What do you mean "n is no longer an integer"? Things don't magically change their type. There are invisible functions in there. Look at the up arrows.

#### James Arthur (Jul 01 2020 at 08:23):

So even if I coerce $1 + (n-1)$ by using  ((1 + (n-1) : ℝ)) , n is still an integer just that whole statement is a real? I see the arrows, they mean that the variable is in a different field to the rest doesn't it?

#### Kevin Buzzard (Jul 01 2020 at 08:26):

n is an integer and this won't ever change. \u n is a real. Coerce as soon as you can. Note that \u (n+1) isn't the same as (\u n) + 1 because those are two different addition functions. Compatible, but different.

#### Kevin Buzzard (Jul 01 2020 at 08:27):

norm_cast will try and write everything as \u (all the maths) and push_cast will try and write everything as (all the maths applied to \u stuff)

#### James Arthur (Jul 01 2020 at 08:27):

OK, that's very useful to know. I have now used the  \u  in the have and produced  have H2 : (↑(1 + (n-1))) * pi = pi + (n - 1) * pi, . It now works, thanks!

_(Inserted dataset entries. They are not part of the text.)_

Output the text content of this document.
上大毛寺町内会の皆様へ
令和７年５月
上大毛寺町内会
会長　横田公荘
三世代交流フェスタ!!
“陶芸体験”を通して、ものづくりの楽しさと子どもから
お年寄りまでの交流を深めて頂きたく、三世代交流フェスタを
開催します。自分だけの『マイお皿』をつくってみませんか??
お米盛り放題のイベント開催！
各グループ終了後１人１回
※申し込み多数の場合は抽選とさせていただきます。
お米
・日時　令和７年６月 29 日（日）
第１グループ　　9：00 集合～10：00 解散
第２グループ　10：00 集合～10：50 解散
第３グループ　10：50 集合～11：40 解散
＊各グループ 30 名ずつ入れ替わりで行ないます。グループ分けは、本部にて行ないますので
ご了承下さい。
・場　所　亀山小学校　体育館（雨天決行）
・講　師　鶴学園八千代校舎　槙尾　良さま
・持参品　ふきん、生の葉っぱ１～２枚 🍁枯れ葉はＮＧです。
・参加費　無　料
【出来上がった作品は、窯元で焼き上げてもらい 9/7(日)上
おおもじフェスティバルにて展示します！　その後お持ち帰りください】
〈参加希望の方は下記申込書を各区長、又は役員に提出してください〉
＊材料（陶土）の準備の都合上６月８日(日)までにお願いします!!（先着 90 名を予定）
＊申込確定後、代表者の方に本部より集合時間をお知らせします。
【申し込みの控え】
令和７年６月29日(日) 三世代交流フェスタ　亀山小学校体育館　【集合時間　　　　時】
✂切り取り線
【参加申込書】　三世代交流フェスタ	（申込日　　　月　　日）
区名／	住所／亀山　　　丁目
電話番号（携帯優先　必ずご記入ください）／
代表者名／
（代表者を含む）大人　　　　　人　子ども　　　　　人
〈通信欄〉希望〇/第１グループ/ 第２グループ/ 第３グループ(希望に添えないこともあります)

#### Bryan Gin-ge Chen (Jul 01 2020 at 08:28):

By the way, I can't tell exactly since I don't know what's in basic and zero_lemmas, but there's something like sin_npi already proved in mathlib: src#real.sin_int_mul_pi

#### Patrick Massot (Jul 01 2020 at 08:29):

Elaborating on Bryan's comment: James, it's good that you tried to include the imports in the code you pasted, but they seem to refer to local files you have. The goal of this #mwe story is that people here can copy paste into their VScode and see your issue. Here we can't.

#### James Arthur (Jul 01 2020 at 08:33):

Sorry, I think the imports didn't explicitly import pi. I have worked everything out and moved my local imports away from the mathlib imports so that shouldn't happen again.